[Intel-gfx] [RFC 5/5] drm/i915: Per batch buffer VCS balancing

Oscar Mateo oscar.mateo at intel.com
Thu Nov 16 00:21:40 UTC 2017



On 11/13/2017 05:09 AM, Tvrtko Ursulin wrote:
> From: Tvrtko Ursulin <tvrtko.ursulin at intel.com>
>
> Building on top of the three previously introduced new pieces of uAPI,
> class/instance based engine selection, engine capabilities and concurrent
> contexts, we can extend the execbuf2 uAPI to allow per batch buffer load
> balancing on the VCS engines.
>
> Legacy execbuf, with contexts mark as concurrent, can now load balance
> between individual batches, instead of only statically per client.
>
> This also means two batches submitted one after another, but both to
> I915_EXEC_BSD, can potentially be running in parallel on VCS0 and VCS1
> respectively.
>
> For legacy (non-concurrent) contexts, behaviour is unchanged. VCS engine
> is assigned to each context at the time of first submission and it
> persists for the context lifetime.
>
> In both cases trivial round-robin approach is used to load balance.
>
> If execbuf requires a  a particular engine feature, like for example HEVC
> which is only available on vcs0, it needs to mark it's execbuf calls
> appropriately using the engine capabilities uAPI.
>
> For the class/instance based execbuf we add I915_EXEC_INSTANCE_ANY to
> accomplish the same behaviour. This is only allowed to be used on
> concurrent contexts or an error will be returned.
>
> Signed-off-by: Tvrtko Ursulin <tvrtko.ursulin at intel.com>
> ---
>   drivers/gpu/drm/i915/i915_drv.h            |  7 +--
>   drivers/gpu/drm/i915/i915_gem.c            |  2 +-
>   drivers/gpu/drm/i915/i915_gem_context.c    |  2 +
>   drivers/gpu/drm/i915/i915_gem_context.h    |  2 +
>   drivers/gpu/drm/i915/i915_gem_execbuffer.c | 80 +++++++++++++++++++++++-------
>   include/uapi/drm/i915_drm.h                |  6 +++
>   6 files changed, 78 insertions(+), 21 deletions(-)
>
> diff --git a/drivers/gpu/drm/i915/i915_drv.h b/drivers/gpu/drm/i915/i915_drv.h
> index bf7216742452..9137127fad22 100644
> --- a/drivers/gpu/drm/i915/i915_drv.h
> +++ b/drivers/gpu/drm/i915/i915_drv.h
> @@ -1562,9 +1562,6 @@ struct i915_gem_mm {
>   
>   	u64 unordered_timeline;
>   
> -	/* the indicator for dispatch video commands on two BSD rings */
> -	atomic_t bsd_engine_dispatch_index;
> -
>   	/** Bit 6 swizzling required for X tiling */
>   	uint32_t bit_6_swizzle_x;
>   	/** Bit 6 swizzling required for Y tiling */
> @@ -2292,6 +2289,10 @@ struct drm_i915_private {
>   	struct i915_gem_context *preempt_context;
>   	struct intel_engine_cs *engine_class[MAX_ENGINE_CLASS + 1]

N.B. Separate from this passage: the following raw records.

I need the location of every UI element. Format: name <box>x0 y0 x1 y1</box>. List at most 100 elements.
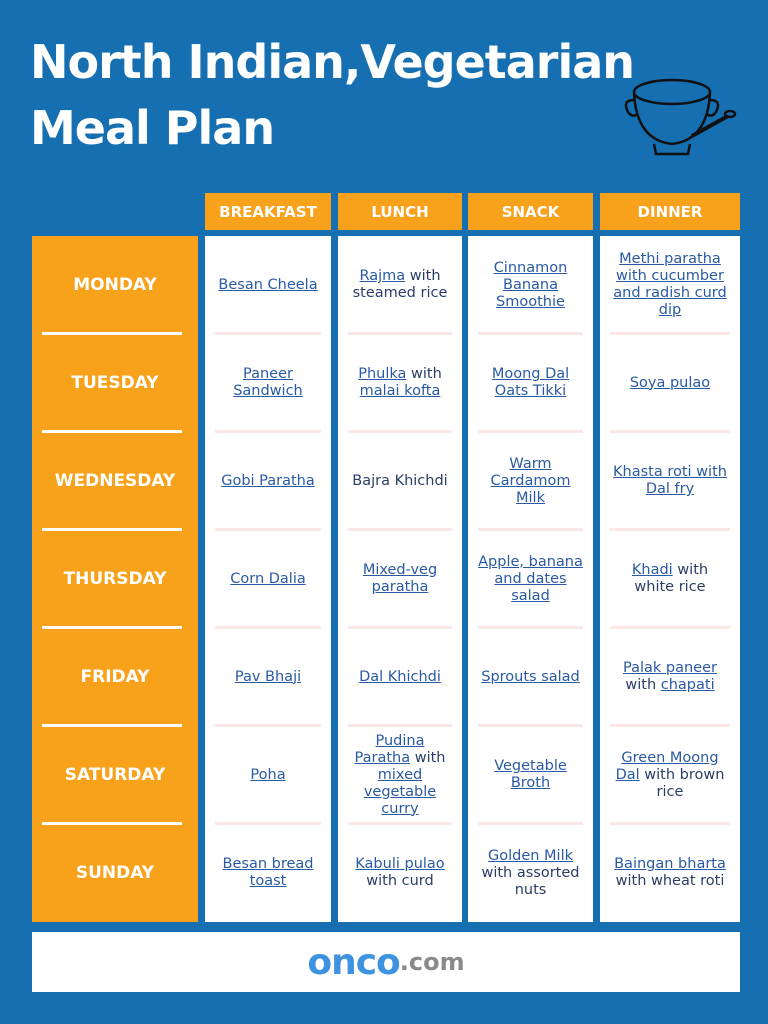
cell-separator <box>478 724 583 727</box>
meal-text: Bajra Khichdi <box>352 473 447 490</box>
meal-link: Corn Dalia <box>230 570 306 587</box>
meal-link: Paneer Sandwich <box>233 366 303 399</box>
day-label: SUNDAY <box>75 863 155 883</box>
meal-text: Mixed-veg paratha <box>348 562 452 596</box>
meal-link: Sprouts salad <box>481 668 580 685</box>
day-label: THURSDAY <box>63 569 167 589</box>
meal-link: Moong Dal Oats Tikki <box>491 366 570 399</box>
meal-link: Rajma <box>359 268 406 284</box>
title-line: North Indian,Vegetarian <box>30 35 635 89</box>
meal-text: Rajma with steamed rice <box>348 268 452 302</box>
cell-separator <box>348 332 452 335</box>
meal-link: mixed vegetable curry <box>363 766 437 817</box>
footer: onco .com <box>32 932 740 992</box>
meal-cell: Besan bread toast <box>205 824 331 922</box>
logo-domain: .com <box>399 948 465 976</box>
day-separator <box>42 822 182 825</box>
meal-link: Phulka <box>358 366 407 382</box>
day-separator <box>42 332 182 335</box>
meal-link: Besan Cheela <box>218 276 318 293</box>
meal-plain: with <box>625 677 661 693</box>
column-header: DINNER <box>600 193 740 230</box>
meal-cell: Corn Dalia <box>205 530 331 628</box>
day-label: MONDAY <box>73 275 157 295</box>
meal-text: Green Moong Dal with brown rice <box>610 750 730 801</box>
day-label: FRIDAY <box>80 667 150 687</box>
meal-text: Moong Dal Oats Tikki <box>478 366 583 400</box>
meal-text: Khasta roti with Dal fry <box>610 464 730 498</box>
day-separator <box>42 626 182 629</box>
column-header: BREAKFAST <box>205 193 331 230</box>
meal-text: Dal Khichdi <box>359 669 441 686</box>
meal-link: Gobi Paratha <box>221 472 315 489</box>
cell-separator <box>348 626 452 629</box>
day-column <box>32 236 198 922</box>
meal-text: Besan bread toast <box>215 856 321 890</box>
meal-text: Paneer Sandwich <box>215 366 321 400</box>
meal-link: Baingan bharta <box>614 856 726 872</box>
meal-link: Green Moong Dal <box>615 749 719 783</box>
meal-cell: Green Moong Dal with brown rice <box>600 726 740 824</box>
column-header: LUNCH <box>338 193 462 230</box>
meal-cell: Dal Khichdi <box>338 628 462 726</box>
meal-link: Methi paratha with cucumber and radish c… <box>613 251 727 318</box>
meal-cell: Rajma with steamed rice <box>338 236 462 334</box>
day-separator <box>42 724 182 727</box>
meal-text: Cinnamon Banana Smoothie <box>478 260 583 311</box>
meal-cell: Pav Bhaji <box>205 628 331 726</box>
meal-link: Pav Bhaji <box>234 668 302 685</box>
meal-cell: Pudina Paratha with mixed vegetable curr… <box>338 726 462 824</box>
cell-separator <box>215 430 321 433</box>
meal-link: Vegetable Broth <box>494 758 567 791</box>
cell-separator <box>610 528 730 531</box>
meal-plain: with <box>406 366 442 382</box>
meal-text: Pav Bhaji <box>235 669 301 686</box>
meal-text: Soya pulao <box>630 375 710 392</box>
cell-separator <box>348 724 452 727</box>
meal-cell: Khadi with white rice <box>600 530 740 628</box>
cell-separator <box>215 626 321 629</box>
cell-separator <box>348 528 452 531</box>
meal-cell: Poha <box>205 726 331 824</box>
meal-text: Sprouts salad <box>481 669 580 686</box>
meal-text: Pudina Paratha with mixed vegetable curr… <box>348 733 452 818</box>
cell-separator <box>610 430 730 433</box>
meal-text: Golden Milk with assorted nuts <box>478 848 583 899</box>
meal-cell: Moong Dal Oats Tikki <box>468 334 593 432</box>
cell-separator <box>215 724 321 727</box>
meal-text: Besan Cheela <box>218 277 317 294</box>
meal-cell: Sprouts salad <box>468 628 593 726</box>
meal-link: chapati <box>660 677 715 693</box>
meal-text: Palak paneer with chapati <box>610 660 730 694</box>
meal-plain: Bajra Khichdi <box>352 472 448 489</box>
meal-link: Cinnamon Banana Smoothie <box>493 259 568 310</box>
meal-link: Pudina Paratha <box>354 732 425 766</box>
cell-separator <box>348 822 452 825</box>
meal-link: Kabuli pulao <box>355 856 445 872</box>
meal-cell: Apple, banana and dates salad <box>468 530 593 628</box>
meal-cell: Palak paneer with chapati <box>600 628 740 726</box>
cell-separator <box>610 626 730 629</box>
meal-text: Khadi with white rice <box>610 562 730 596</box>
meal-cell: Phulka with malai kofta <box>338 334 462 432</box>
meal-text: Baingan bharta with wheat roti <box>610 856 730 890</box>
cell-separator <box>610 724 730 727</box>
meal-cell: Paneer Sandwich <box>205 334 331 432</box>
meal-link: Mixed-veg paratha <box>362 562 438 595</box>
meal-text: Poha <box>250 767 285 784</box>
meal-text: Methi paratha with cucumber and radish c… <box>610 251 730 319</box>
day-label: TUESDAY <box>71 373 159 393</box>
column-background <box>338 236 462 922</box>
meal-cell: Warm Cardamom Milk <box>468 432 593 530</box>
meal-plain: with white rice <box>634 562 709 595</box>
meal-text: Phulka with malai kofta <box>348 366 452 400</box>
meal-cell: Mixed-veg paratha <box>338 530 462 628</box>
title-line: Meal Plan <box>30 101 275 155</box>
day-label: SATURDAY <box>64 765 166 785</box>
meal-cell: Kabuli pulao with curd <box>338 824 462 922</box>
meal-plain: with <box>410 749 446 766</box>
cell-separator <box>610 822 730 825</box>
meal-cell: Vegetable Broth <box>468 726 593 824</box>
cell-separator <box>215 528 321 531</box>
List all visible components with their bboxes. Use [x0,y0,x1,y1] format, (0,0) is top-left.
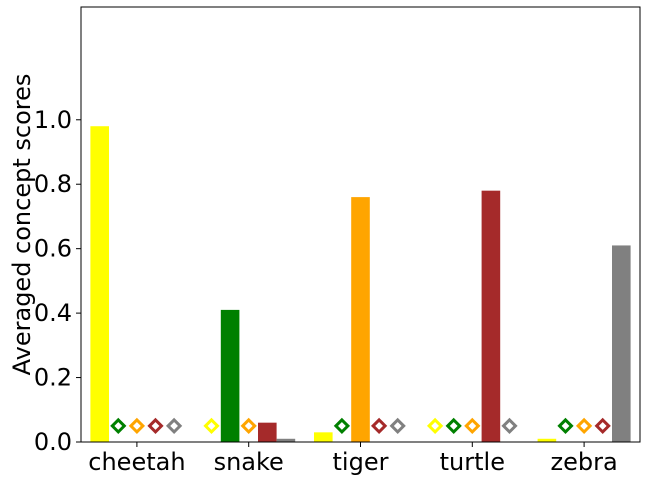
bar-snake-3 [258,422,277,442]
zero-marker-zebra-3 [594,417,611,435]
bar-turtle-3 [481,190,501,442]
zero-marker-tiger-1 [333,417,351,435]
bar-snake-4 [276,438,296,442]
x-tick-label-cheetah: cheetah [88,448,185,476]
zero-marker-zebra-1 [557,417,574,435]
y-axis-title: Averaged concept scores [8,74,36,376]
bar-zebra-0 [537,438,557,442]
y-tick-label: 0.2 [34,364,72,392]
y-tick-label: 0.8 [34,170,72,198]
zero-marker-turtle-4 [501,417,518,435]
bar-zebra-4 [612,245,631,442]
zero-marker-tiger-4 [389,417,406,435]
y-tick-label: 0.4 [34,299,72,327]
zero-marker-cheetah-2 [128,417,146,435]
y-tick-label: 0.0 [34,428,72,456]
zero-marker-cheetah-3 [147,417,164,435]
zero-marker-snake-0 [203,417,220,435]
y-tick-label: 0.6 [34,235,72,263]
x-tick-label-turtle: turtle [440,448,505,476]
zero-marker-cheetah-4 [165,417,183,435]
zero-marker-snake-2 [240,417,257,435]
zero-marker-turtle-1 [445,417,462,435]
zero-marker-cheetah-1 [110,417,127,435]
x-tick-label-tiger: tiger [333,448,389,476]
y-tick-label: 1.0 [34,106,72,134]
x-tick-label-zebra: zebra [551,448,618,476]
zero-marker-turtle-0 [426,417,444,435]
zero-marker-turtle-2 [464,417,481,435]
zero-marker-zebra-2 [575,417,593,435]
zero-marker-tiger-3 [370,417,388,435]
bar-tiger-0 [314,432,333,442]
x-tick-label-snake: snake [214,448,284,476]
bar-tiger-2 [351,197,370,442]
bar-snake-1 [220,309,240,442]
bar-cheetah-0 [90,126,109,442]
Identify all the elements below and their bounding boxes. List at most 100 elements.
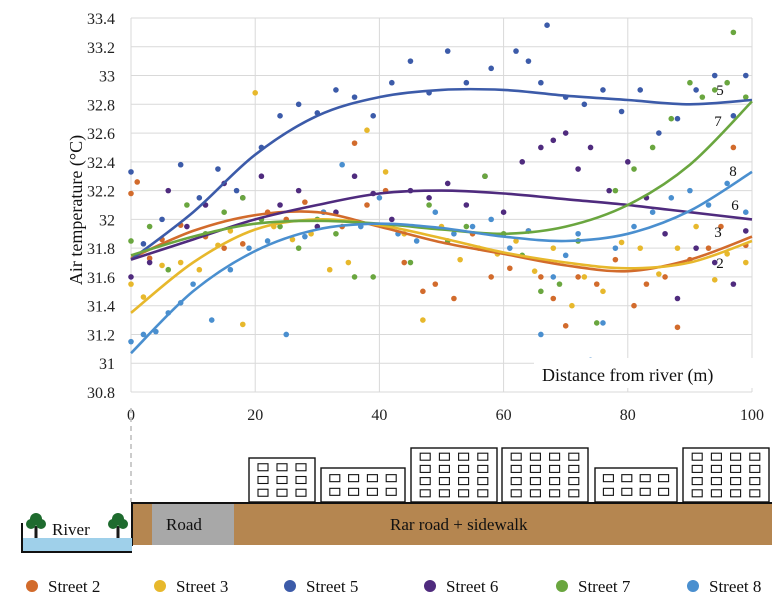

>   					    [MAX_ENGINE_INSTANCE + 1];
> +
> +	/* the indicator for dispatch video commands on two BSD rings */
> +	atomic_t vcs_dispatch_index;
> +
>   	struct i915_vma *semaphore;
>   
>   	struct drm_dma_handle *status_page_dmah;
> diff --git a/drivers/gpu/drm/i915/i915_gem.c b/drivers/gpu/drm/i915/i915_gem.c
> index c5ddae2cc4ef..f39881bbd4ee 100644
> --- a/drivers/gpu/drm/i915/i915_gem.c
> +++ b/drivers/gpu/drm/i915/i915_gem.c
> @@ -5300,7 +5300,7 @@ i915_gem_load_init(struct drm_i915_private *dev_priv)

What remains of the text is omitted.